Playing Deadpool let Ryan Reynolds channel his inner Cary Grant

Playing Deadpool let Ryan Reynolds channel his inner Cary Grant

Cary Grant retired from the film industry 50 years ago, but his unique blend of onscreen charm, wit, and self-deprecation is still the gold standard in Hollywood. In 1940’s His Girl Friday, Grant’s newspaperman responds to a threat by saying, “Listen, the last man that said that to me was Archie Leach, just a week before he cut his throat.”

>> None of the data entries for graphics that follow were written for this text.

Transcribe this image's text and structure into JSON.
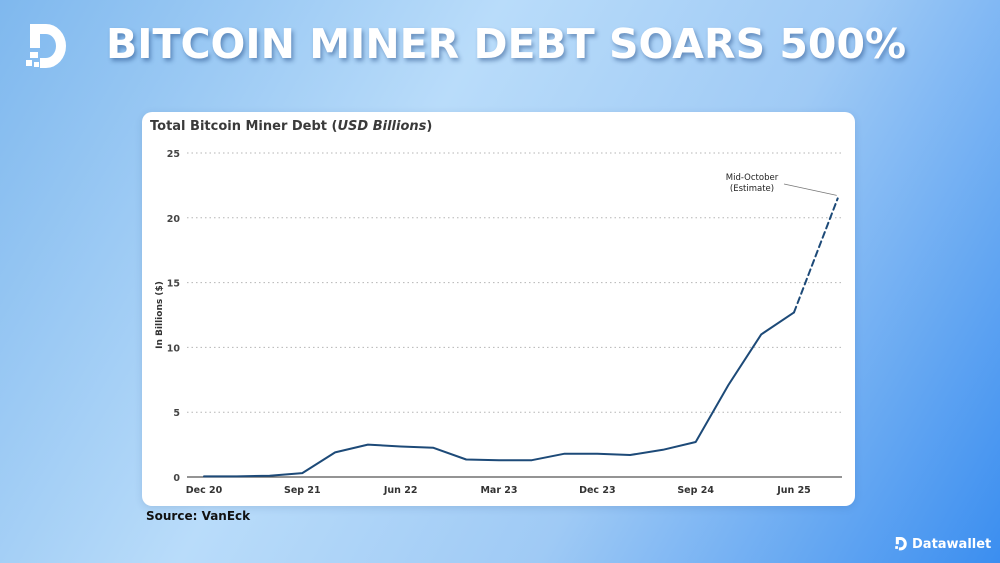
{
  "header": {
    "title": "BITCOIN MINER DEBT SOARS 500%"
  },
  "brand": {
    "name": "Datawallet"
  },
  "source": "Source: VanEck",
  "chart_data": {
    "type": "line",
    "title_main": "Total Bitcoin Miner Debt (",
    "title_unit": "USD Billions",
    "title_close": ")",
    "ylabel": "In Billions ($)",
    "xlabel": "",
    "ylim": [
      0,
      25
    ],
    "yticks": [
      "0",
      "5",
      "10",
      "15",
      "20",
      "25"
    ],
    "xtick_labels": [
      "Dec 20",
      "Sep 21",
      "Jun 22",
      "Mar 23",
      "Dec 23",
      "Sep 24",
      "Jun 25"
    ],
    "grid": "horizontal dotted",
    "series": [
      {
        "x": [
          "Dec 20",
          "Mar 21",
          "Jun 21",
          "Sep 21",
          "Dec 21",
          "Mar 22",
          "Jun 22",
          "Sep 22",
          "Dec 22",
          "Mar 23",
          "Jun 23",
          "Sep 23",
          "Dec 23",
          "Mar 24",
          "Jun 24",
          "Sep 24",
          "Dec 24",
          "Mar 25",
          "Jun 25"
        ],
        "values": [
          0.05,
          0.05,
          0.1,
          0.3,
          1.9,
          2.5,
          2.35,
          2.25,
          1.35,
          1.3,
          1.3,
          1.8,
          1.8,
          1.7,
          2.1,
          2.7,
          7.1,
          11.0,
          12.7
        ],
        "style": "solid"
      },
      {
        "x": [
          "Jun 25",
          "Oct 25"
        ],
        "values": [
          12.7,
          21.5
        ],
        "style": "dashed"
      }
    ],
    "annotation": {
      "line1": "Mid-October",
      "line2": "(Estimate)"
    },
    "colors": {
      "line": "#1d4a78",
      "grid": "#b5b5b5",
      "axis": "#555555"
    }
  }
}
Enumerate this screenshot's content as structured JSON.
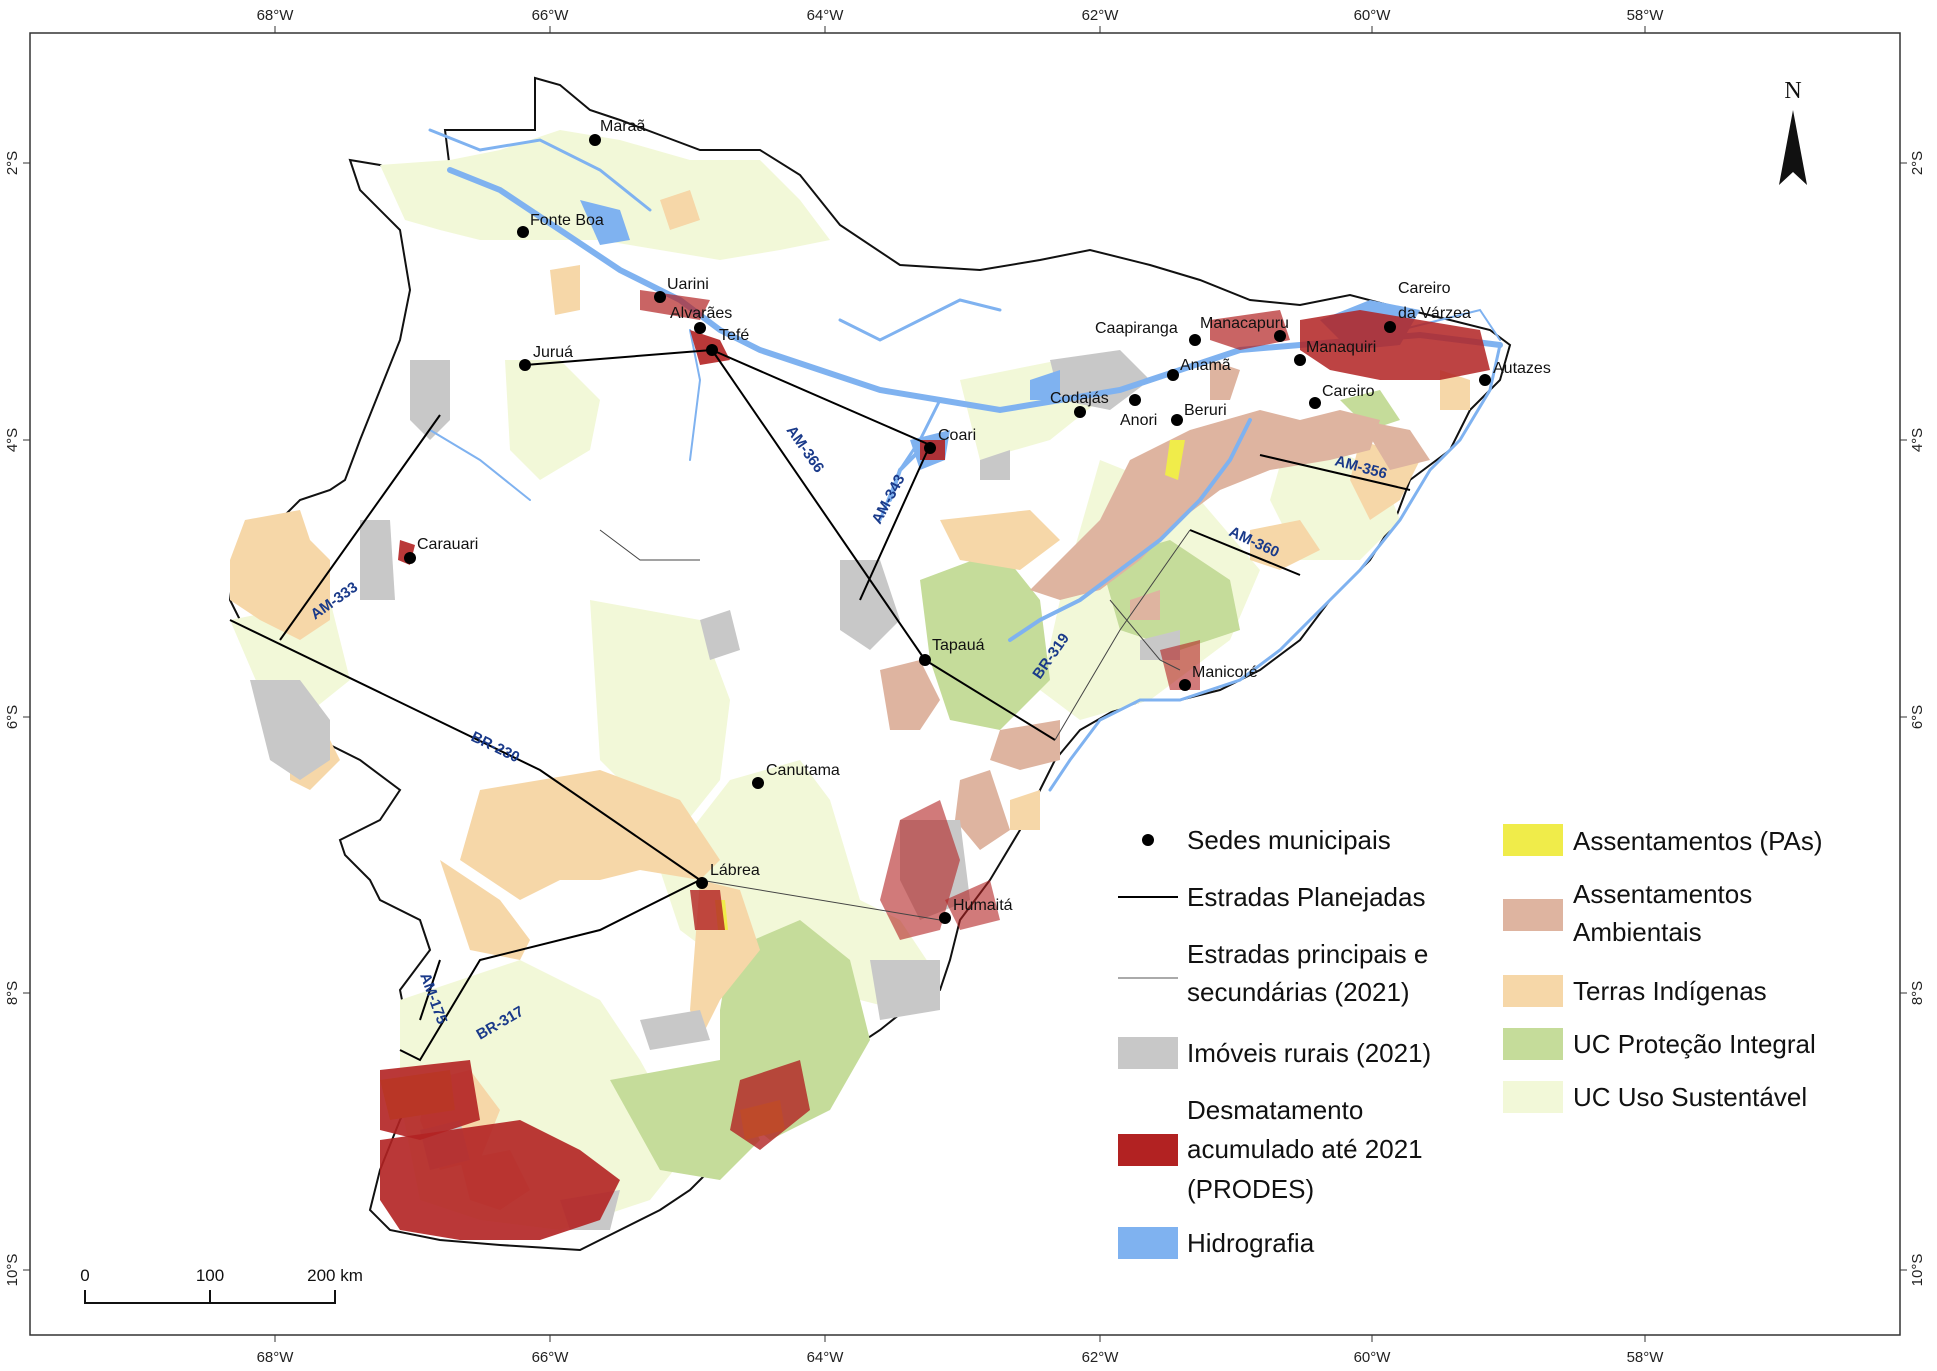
{
  "colors": {
    "deforestation": "#b22222",
    "hydrography": "#7fb2f0",
    "rural_properties": "#c8c8c8",
    "settlements_pa": "#f0ec4a",
    "env_settlements": "#deb4a0",
    "indigenous_lands": "#f6d7a8",
    "uc_integral": "#c5dc9a",
    "uc_sustainable": "#f2f8d8",
    "roads_planned": "#000000"
  },
  "axes": {
    "lon_top": [
      "68°W",
      "66°W",
      "64°W",
      "62°W",
      "60°W",
      "58°W"
    ],
    "lon_bottom": [
      "68°W",
      "66°W",
      "64°W",
      "62°W",
      "60°W",
      "58°W"
    ],
    "lat_left": [
      "2°S",
      "4°S",
      "6°S",
      "8°S",
      "10°S"
    ],
    "lat_right": [
      "2°S",
      "4°S",
      "6°S",
      "8°S",
      "10°S"
    ]
  },
  "north_arrow": {
    "label": "N",
    "icon": "north-arrow-icon"
  },
  "cities": [
    {
      "id": "maraa",
      "name": "Maraã"
    },
    {
      "id": "fonte-boa",
      "name": "Fonte Boa"
    },
    {
      "id": "uarini",
      "name": "Uarini"
    },
    {
      "id": "alvaraes",
      "name": "Alvarães"
    },
    {
      "id": "tefe",
      "name": "Tefé"
    },
    {
      "id": "jurua",
      "name": "Juruá"
    },
    {
      "id": "coari",
      "name": "Coari"
    },
    {
      "id": "codajas",
      "name": "Codajás"
    },
    {
      "id": "anori",
      "name": "Anori"
    },
    {
      "id": "berur",
      "name": "Beruri"
    },
    {
      "id": "anama",
      "name": "Anamã"
    },
    {
      "id": "caapiranga",
      "name": "Caapiranga"
    },
    {
      "id": "manacapuru",
      "name": "Manacapuru"
    },
    {
      "id": "manaquiri",
      "name": "Manaquiri"
    },
    {
      "id": "careiro-varzea-1",
      "name": "Careiro"
    },
    {
      "id": "careiro-varzea-2",
      "name": "da Várzea"
    },
    {
      "id": "autazes",
      "name": "Autazes"
    },
    {
      "id": "careiro",
      "name": "Careiro"
    },
    {
      "id": "carauari",
      "name": "Carauari"
    },
    {
      "id": "tapaua",
      "name": "Tapauá"
    },
    {
      "id": "manicore",
      "name": "Manicoré"
    },
    {
      "id": "canutama",
      "name": "Canutama"
    },
    {
      "id": "labrea",
      "name": "Lábrea"
    },
    {
      "id": "humaita",
      "name": "Humaitá"
    }
  ],
  "roads": [
    "AM-366",
    "AM-343",
    "AM-356",
    "AM-360",
    "BR-319",
    "AM-333",
    "BR-230",
    "BR-317",
    "AM-175"
  ],
  "legend": {
    "sedes": "Sedes municipais",
    "planned": "Estradas Planejadas",
    "main_roads_1": "Estradas principais e",
    "main_roads_2": "secundárias (2021)",
    "rural": "Imóveis rurais (2021)",
    "deforest_1": "Desmatamento",
    "deforest_2": "acumulado até 2021",
    "deforest_3": "(PRODES)",
    "hydro": "Hidrografia",
    "pa": "Assentamentos (PAs)",
    "env_1": "Assentamentos",
    "env_2": "Ambientais",
    "indigenous": "Terras Indígenas",
    "uc_integral": "UC Proteção Integral",
    "uc_sustainable": "UC Uso Sustentável"
  },
  "scale_bar": {
    "ticks": [
      "0",
      "100",
      "200 km"
    ]
  }
}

Archie Leach just so happens to be Grant’s real name before he changed it.

Later in the same film, while trying to find someone, he shouts into the phone, “He looks like that fellow in the movies, Ralph Bellamy,” referring to the actor actually playing the part.

With that type of comic self-awareness, Grant might have enjoyed Deadpool, with its swirl of action, comedy, and constant violation of the fourth-wall. At one point, Ryan Reynolds’ masked superhero says, while groaning about the superficial nature of beauty, “Do you think that Ryan Reynolds got this far on his superior acting ability?”

Deadpool producer Simon Kinberg (X-Men: Apocalypse) mentions Grant when talking about Reynolds. “It’s the first model that comes to mind,” Kinberg says. “That’s the thing about Ryan — he can be 100 percent viable in different genres. And he has this ironic presence and a quality of playful ribbing that audiences respond to.”

Deadpool screenwriters Paul Wernick and Rhett Reese, likewise, recognized the similarities between the two men. “Usually when you’re a funny actor, you look like us,” Wernick says with a laugh. “Cary Grant was both funny and handsome.”

Reese agrees: “Ryan is a great wit and a great improviser. Just the little cocks of the head and the motion of the hands, that’s where he reminds me of old Hollywood actors like Cary Grant. Ryan was just so subtly great at understanding the irony in the role.”

Grant never won an Oscar (and was only nominated twice, for lesser remembered roles in 1941’s Penny Serenade and 1944’s None But the Lonely Heart), but for the actor’s silky sarcasm and wit at maximum effect, check out His Girl Friday, Bringing Up Baby, Charade, The Philadelphia Story, and most especially, Alfred Hitchcock’s classic North by Northwest.

In that Hitchock action thriller, there is a scene where Grant’s character is required to climb out the window of his hospital room, scale a ledge, and enter someone else’s room. It turns out to be a young woman, who is frightened at first by the sight of an invader — but then, once she puts her eyeglasses on, she’s seduced. It’s as if she suddenly realized, “Oh my God, it’s Cary Grant!”

It’s not difficult to imagine a Reynolds character provoking a similar reaction.